Publié le 02 mars 2009 par Alex Ruben

La Nouvelle-Zélande était à ce jour le seul autre pays à part la France où devait être votée une loi aussi stupide que la « riposte graduée » voulue par N. Sarkozy, défendue par C. Albanel dans la loi HADOPI, et bientôt votée à l’Assemblée nationale. Elle vient d’être repoussée grâce à une mobilisation massive, durant laquelle le web néo-zélandais a procédé à son « black-out » volontaire.

La Quadrature invite tous ses soutiens, individus et collectifs, à :

  • Peindre leurs sites, blogs, profils, courriers, commentaires ou avatars de la couleur noire du « black-out », au besoin en utilisant les images mises à leur disposition
  • Afficher un message expliquant les motivations de cette protestation contre une loi absurde, inapplicable et dangereuse qui met en péril le web français, l’innovation, et les libertés fondamentales
  • Faire un lien vers le « tableau de bord HADOPI » de La Quadrature du Net.
  • Contacter son député pour lui annoncer que l’on a procédé au « black-out » de son espace sur le Net pour protester contre la loi « Création et Internet », lui transmettre le dossier de La Quadrature6 et lui demander ce qu’il en pense.
  • Inviter ses proches et ses contacts à faire de même.

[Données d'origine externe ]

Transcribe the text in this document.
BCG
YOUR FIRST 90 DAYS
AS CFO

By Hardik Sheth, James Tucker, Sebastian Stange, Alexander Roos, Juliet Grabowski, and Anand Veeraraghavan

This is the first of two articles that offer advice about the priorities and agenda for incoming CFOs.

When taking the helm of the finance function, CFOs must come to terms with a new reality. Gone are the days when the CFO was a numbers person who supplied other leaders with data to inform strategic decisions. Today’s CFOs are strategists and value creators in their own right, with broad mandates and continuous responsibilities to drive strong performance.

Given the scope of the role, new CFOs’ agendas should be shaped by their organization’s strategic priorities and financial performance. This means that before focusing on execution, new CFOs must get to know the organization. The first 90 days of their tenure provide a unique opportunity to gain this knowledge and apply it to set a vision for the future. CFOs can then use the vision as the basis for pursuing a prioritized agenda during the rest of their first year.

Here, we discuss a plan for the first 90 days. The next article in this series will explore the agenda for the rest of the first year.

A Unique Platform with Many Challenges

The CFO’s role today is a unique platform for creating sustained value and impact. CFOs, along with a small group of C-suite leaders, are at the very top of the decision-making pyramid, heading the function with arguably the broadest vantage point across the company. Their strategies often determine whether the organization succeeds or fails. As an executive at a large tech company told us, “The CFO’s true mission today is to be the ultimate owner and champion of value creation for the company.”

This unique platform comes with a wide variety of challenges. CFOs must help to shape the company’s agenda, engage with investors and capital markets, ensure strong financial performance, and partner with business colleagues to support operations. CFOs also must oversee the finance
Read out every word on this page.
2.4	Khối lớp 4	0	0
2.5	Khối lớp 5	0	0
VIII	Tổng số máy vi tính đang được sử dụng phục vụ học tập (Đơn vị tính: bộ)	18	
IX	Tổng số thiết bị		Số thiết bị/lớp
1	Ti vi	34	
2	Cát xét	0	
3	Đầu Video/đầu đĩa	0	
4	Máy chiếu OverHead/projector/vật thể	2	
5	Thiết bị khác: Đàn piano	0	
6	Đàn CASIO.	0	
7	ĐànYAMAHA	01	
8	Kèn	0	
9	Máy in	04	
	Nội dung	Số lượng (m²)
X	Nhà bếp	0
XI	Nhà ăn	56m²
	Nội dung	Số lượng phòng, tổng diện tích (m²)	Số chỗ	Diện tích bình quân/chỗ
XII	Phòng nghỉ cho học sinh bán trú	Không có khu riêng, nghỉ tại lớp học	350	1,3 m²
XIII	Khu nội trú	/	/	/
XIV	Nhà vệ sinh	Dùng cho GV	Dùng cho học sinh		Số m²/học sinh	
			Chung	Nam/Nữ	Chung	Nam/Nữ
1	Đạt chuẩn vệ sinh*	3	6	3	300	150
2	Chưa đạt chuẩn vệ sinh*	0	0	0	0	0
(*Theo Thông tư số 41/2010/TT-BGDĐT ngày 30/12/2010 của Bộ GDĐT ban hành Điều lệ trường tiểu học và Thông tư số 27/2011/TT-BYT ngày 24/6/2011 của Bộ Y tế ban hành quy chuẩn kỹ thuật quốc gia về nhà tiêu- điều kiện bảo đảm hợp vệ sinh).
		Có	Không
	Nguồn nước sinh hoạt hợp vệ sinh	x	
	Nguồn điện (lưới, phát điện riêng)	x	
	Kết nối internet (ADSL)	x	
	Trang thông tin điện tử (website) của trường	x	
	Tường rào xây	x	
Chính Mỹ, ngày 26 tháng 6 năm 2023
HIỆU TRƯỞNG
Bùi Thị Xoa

« Cet appel est un hommage rendu aux citoyens néo-zélandais qui ont pu faire entendre la raison à leur gouvernement. Il s’agit d’un remix, d’une réappropriation d’une idée qui, comme la culture, n’existe que pour être partagée. Ce sont ceux qui traitent leurs clients de " pirates " et les députés qui votent leurs lois qu’il faudrait déconnecter ! »

Qu’est ce que la riposte graduée ?

La riposte graduée est un projet de modification du droit français dont l’objectif est de permettre la tenue de campagnes de traque, d’avertissements et de répression de masse ciblant les internautes partageant sur internet de la musique et des films sans autorisation.

L’activité « traque » serait exercée par des sociétés privées qui balayeraient internet à grande échelle à la recherche d’infractions pénales les concernant. Lorsque les employés de ces sociétés supposeraient de telles infractions, ils informeraient une autorité administrative dite indépendante, sorte de guichet de dénonciations qui leur serait réservé.

La ministre de la Culture, en charge de la loi introduisant la « riposte graduée » contre les partageurs de fichiers (loi dite « HADOPI » ou « Création et Internet ») a annoncé que les points d’accès wi-fi publics devront être filtrés pour ne permettre l’accès qu’à une « liste blanche » de sites autorisés. On atteint là le paroxysme de la logique absurde de cette loi dangereuse et vouée à l’échec. C’est un parfait exemple de la manière dont une législation répressive et ignorante peut mener à une régression terrible du développement de nos sociétés numériques et de l’innovation. L’Internet français entre dans ses heures sombres.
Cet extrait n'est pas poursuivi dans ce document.